These bleak, but beautiful windswept, rain lashed, rocky outcrops in the Atlantic are due north of the UK and lie roughly mid way between Norway and Iceland. First settled by Irish monks and later Vikings, the Faroes were initially part of Norway and then latterly Denmark, of which they are still an autonomous region. The forty seven thousand Faroese who inhabit the Faroes are fiercely independent, even refusing to join the EU with Denmark. They retain their own language, with Danish only being used for commerce.
It was this isolated upbringing with an inevitable sense of alienation and separation that informs much of Teitur's writing. "Music is one of our main social activities," says Teitur. "There are always instruments in our homes. I started on my own music at thirteen, but the guitarist in my band was so much better than me and I was left at the back, playing acoustic. However I wrote all the lyrics from the start and in English.
My native Faroese music is a part of me, but what really attracted me was pop music. Pop is almost all in English, which I find it gives me a bigger ocean of vocabulary," Teitur has more than one ocean of vocabulary to choose from as he speaks five languages. He finally decided to leave the islands, as many young Faroese do, at the age of 17 to study in Denmark. Then after a brief spell in Rome, he decided to base himself in London in 2002. In mid 2007, Teitur started to pull together the songs that make up his third album: The Singer: "The songs are written over a time-span of one to seven years.

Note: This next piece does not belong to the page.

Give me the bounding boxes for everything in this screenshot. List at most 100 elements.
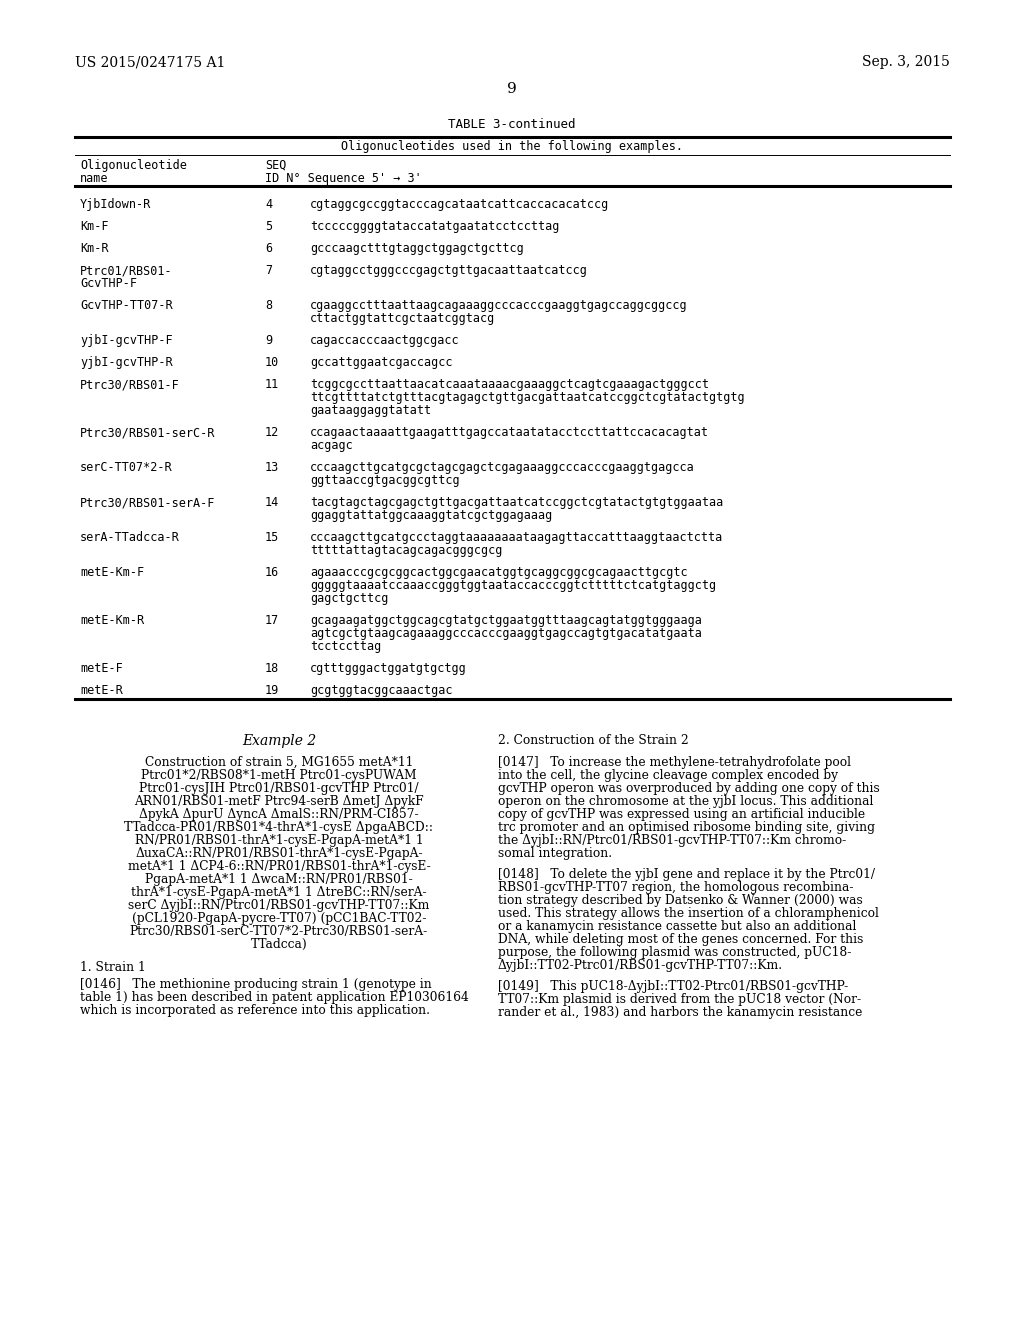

They are stories of events and experiences - like drinking beers on a musty hotel floor with mysterious blues musician Chris Whitley, before he died of cancer (Legendary Afterparty), or stories that I have come across in my lifetime..." In October Teitur travelled to an island off the coast of Sweden called Gotland with his sound engineer Jonas and arranger Trondur, and recorded the album on a 19th century Swedish Princess' estate, normally a summer destination as a hotel, but at this time of year a beautiful, windswept and somewhat deserted piece of tranquility; interrupted only by the various musicians and singers who came to play or sing on the album, who all stayed at the hotel, during their work on the album. "This album was made in tranquility and isolation. The result is a very natural and somehow nordic sounding record. Furthermore it has similarities to a musical or a book of short stories." "On the cover of the album is a the picture of a cartoon figure which stands inside the room of an empty dollhouse. It looks almost like a skeleton and it has no face.